How To Overcome The Top Regrets Of Dying

During her time as a palliative carer, Bronnie Ware identified what she called the top regrets of dying, which are:

  1. “I wish I’d had the courage to live a life true to myself, not the life others expected of me.”
  2. “I wish I hadn’t worked so hard.”
  3. “I wish I’d had the courage to express my feelings.”
  4. “I wish I had stayed in touch with my friends.”
  5. “I wish that I had let myself be happier.”

In a Ted Talk describing these regrets she says, “Time is a gift. How we choose to use that gift will determine whether we are creating a life of regret or a life of joy, and the choice is ours.” She further states that all of these regrets stem from an individual’s “lack of courage.” For those who want to die regret free, her advice is individual accountability. If one dies with regret, that is one’s own fault.

I think this is the wrong approach.

While we should try to be as purposeful with our lives as we can be, it is not our choices that will save us from regret, but the stories we invent to describe those choices that will make the difference. What makes a decision noble or an experience fulfilling or an event memorable is up for interpretation. Individuals, and more importantly the cultures in which those individuals reside, are what’s responsible for those interpretations. An increase in people dying with regret should be looked at as a failure of creating meaning rather than a failure of individual achievement. 

The ability to decode choices and experiences and place them in the most fulfilling narrative as possible is a skill one must learn. Before learning this skill, we’re subjected to using the narrative we inherit from our culture, and our American culture does not provide realistically attainable values conducive to dying without regret, placing an even higher priority on the skill of meaning-making.

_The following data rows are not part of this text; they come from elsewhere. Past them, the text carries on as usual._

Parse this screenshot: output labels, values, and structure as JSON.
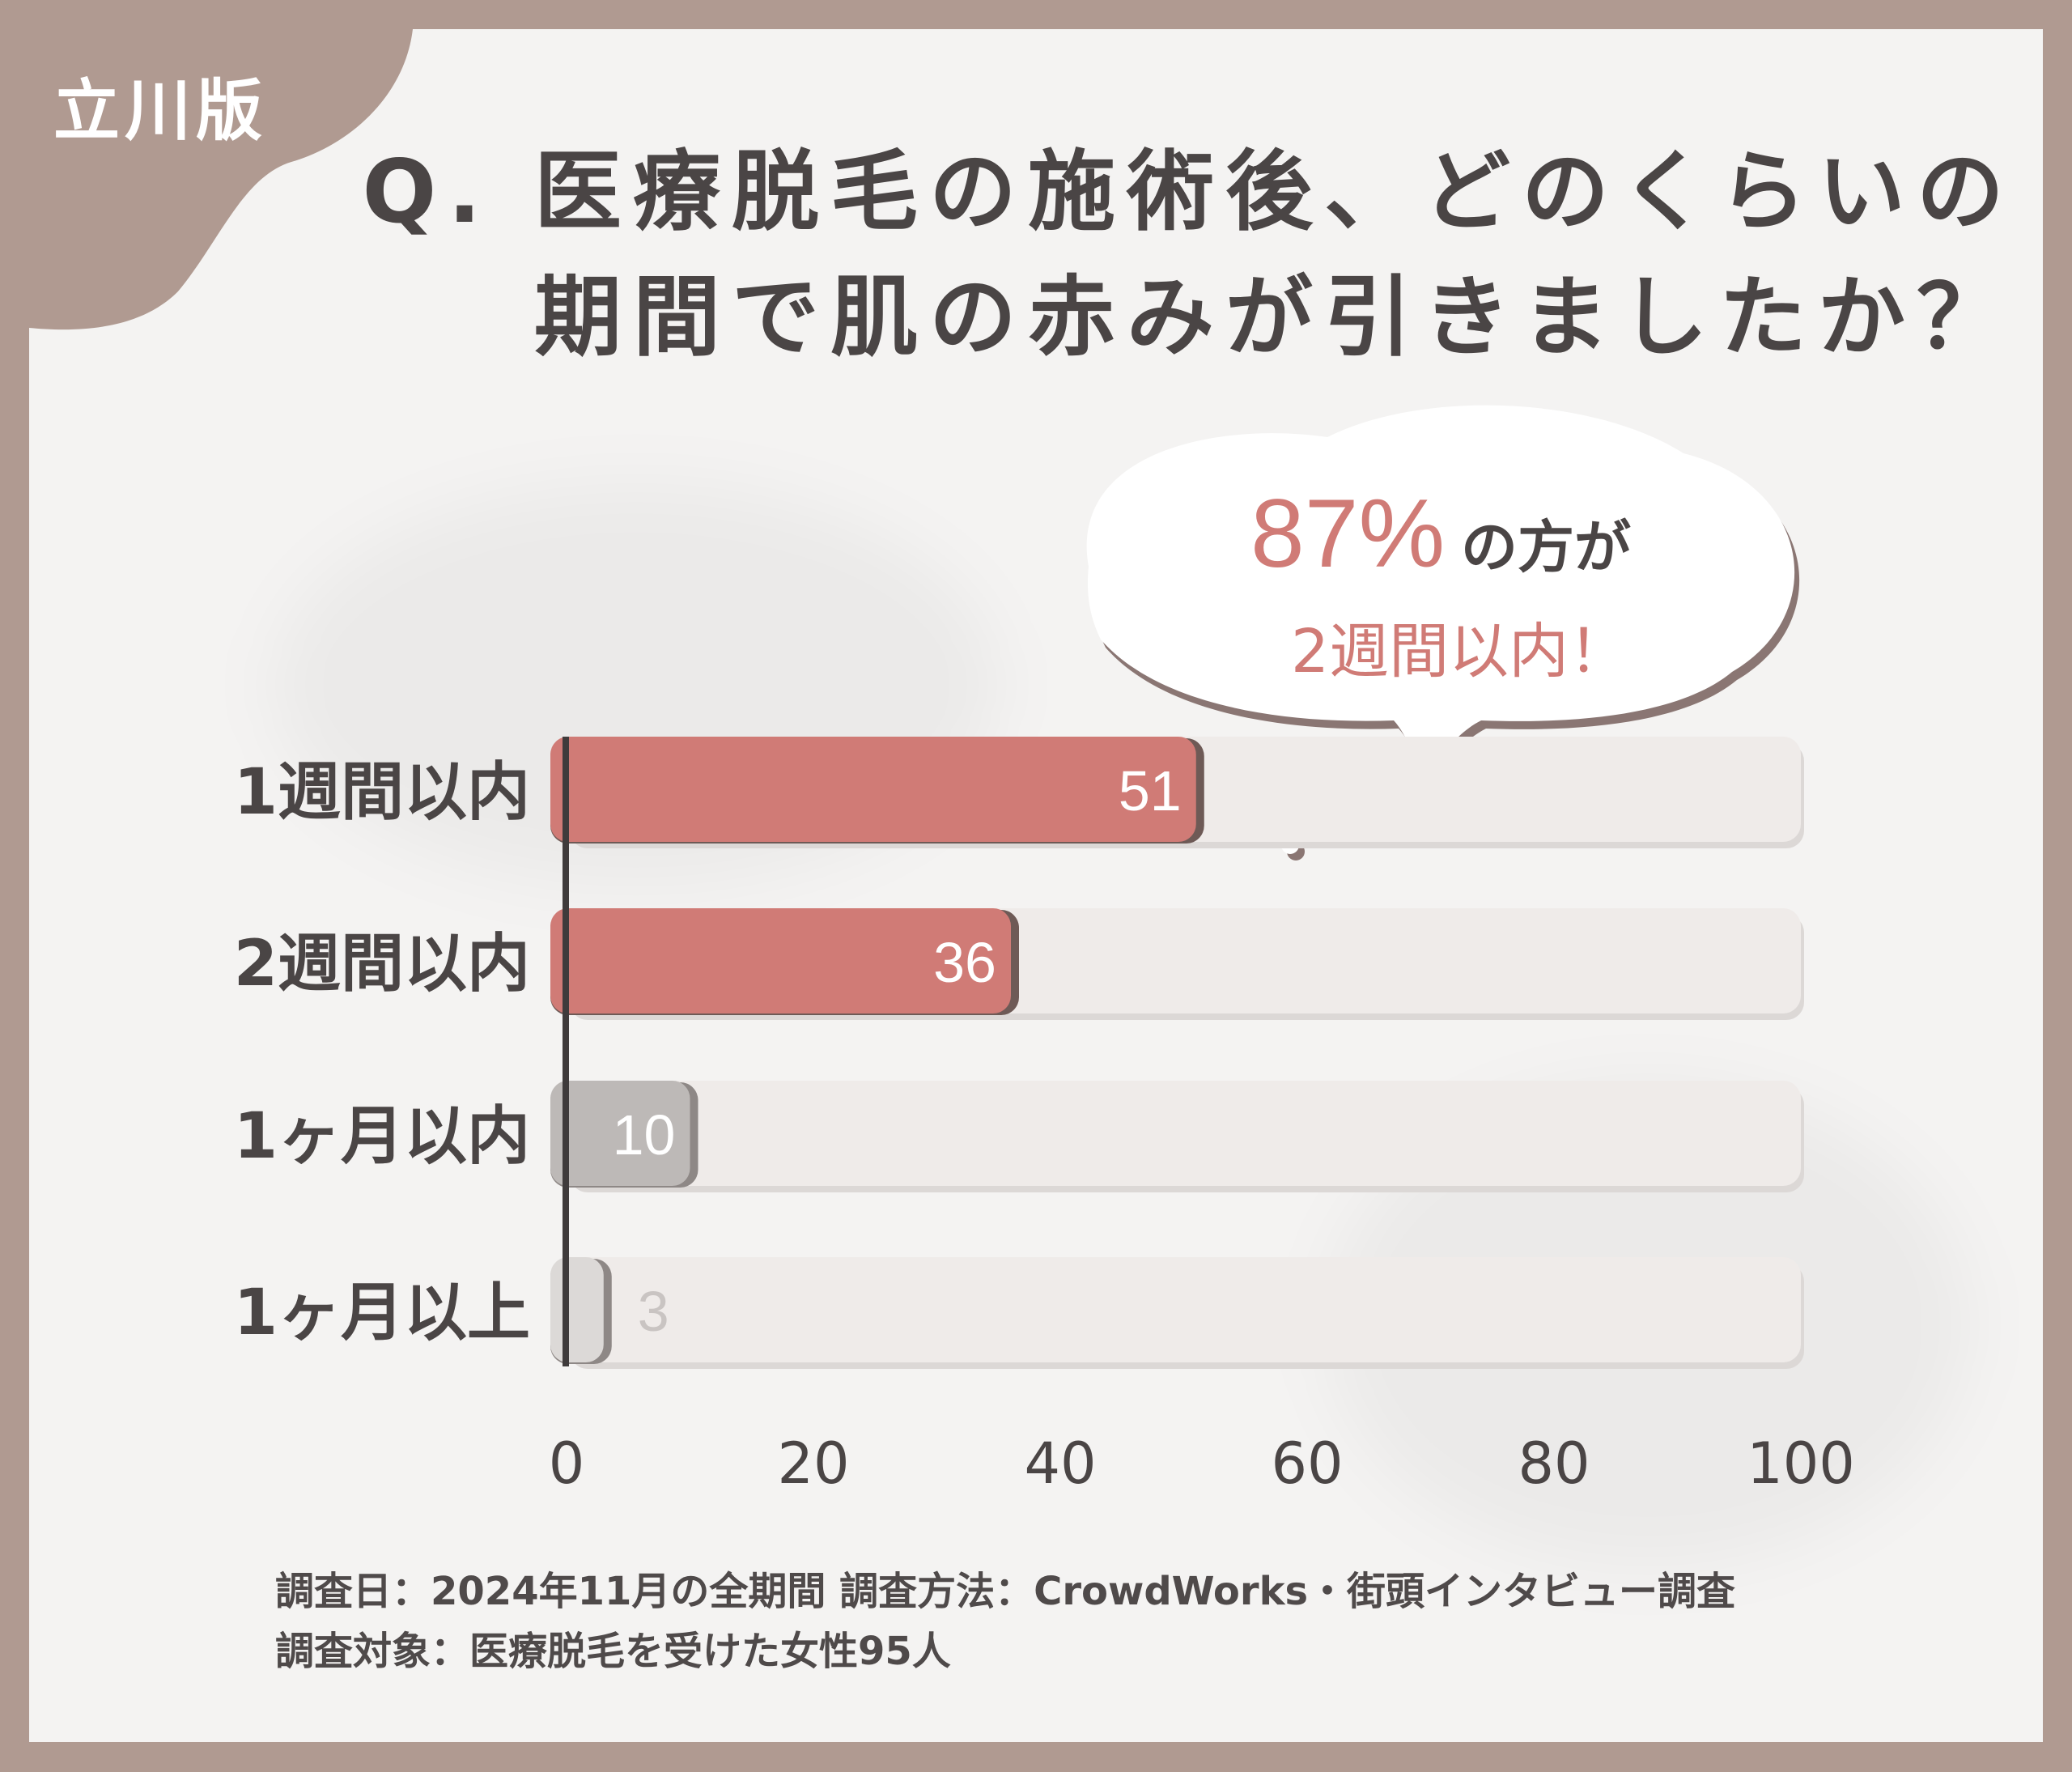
{
  "badge": "立川版",
  "title": {
    "line1": "Q. 医療脱毛の施術後、どのくらいの",
    "line2": "期間で肌の赤みが引きましたか？"
  },
  "callout": {
    "percent": "87%",
    "suffix": "の方が",
    "line2": "2週間以内！"
  },
  "footer": {
    "line1": "調査日：2024年11月の全期間 調査方法：CrowdWorks・街頭インタビュー調査",
    "line2": "調査対象：医療脱毛を受けた女性95人"
  },
  "colors": {
    "frame": "#b09a91",
    "highlight": "#d07b76",
    "highlight_shadow": "#6e5a56",
    "neutral": "#bdb9b7",
    "neutral_light": "#dcd9d7",
    "track": "#efebe9",
    "text": "#4a4545"
  },
  "chart_data": {
    "type": "bar",
    "orientation": "horizontal",
    "categories": [
      "1週間以内",
      "2週間以内",
      "1ヶ月以内",
      "1ヶ月以上"
    ],
    "values": [
      51,
      36,
      10,
      3
    ],
    "value_labels": [
      "51",
      "36",
      "10",
      "3"
    ],
    "highlight": [
      true,
      true,
      false,
      false
    ],
    "xlim": [
      0,
      100
    ],
    "xticks": [
      "0",
      "20",
      "40",
      "60",
      "80",
      "100"
    ],
    "title": "",
    "xlabel": "",
    "ylabel": ""
  }
}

In American culture, success–one of the utmost prized American values–lies squarely on the individual’s shoulders. Meritocracy turns failure from a misfortune to an unquestioning verdict of one’s moral fiber. It’s “fair,” after all, that people get what they “deserve”. So, those who are unhappy must have been lazy or did something wrong; those who are happy must have worked hard and were good. Within this construct one may still be able to derive success on their own terms–individualism being a beneficial American value in this case–but it is an uphill battle against the inexorable drumbeat of America’s version of success which beats into the heads of its citizens that unlimited wealth and infinite physical beauty, both of which are decidedly impossible to acquire, are the foremost measures.  “Live without regrets,” is just one more unobtainable value piled on top of the already anxiety-inducing list.

Rather than encouraging people to “live without regret” based on criteria wholly outside of their control, we should encourage people to incorporate whatever experiences they have had into the most fulfilling narrative possible. This is not unlike the Philosophy of Stoicism’s observation that if you expect the universe to deliver what you want, you are going to be disappointed, but if you embrace whatever the universe gives, then life will be a whole lot more fulfilling.

Rather than allow our culture to decide if our life choices warrant regret by asking, What do I need to do to live without regret; instead ask the question Ernest Becker asked in The Denial of Death: “What is the best illusion under which to live? Or what is the most legitimate foolishness?…the whole question would be answered in terms of how much freedom, dignity and hope a given illusion provides.”

Bronnie Ware said that time was a gift. I agree, however, it’s our ability to create meaning that is the ultimate gift. It is that gift, not time, that will determine whether we are creating a life of regret or a life of joy, and that choice is truly ours.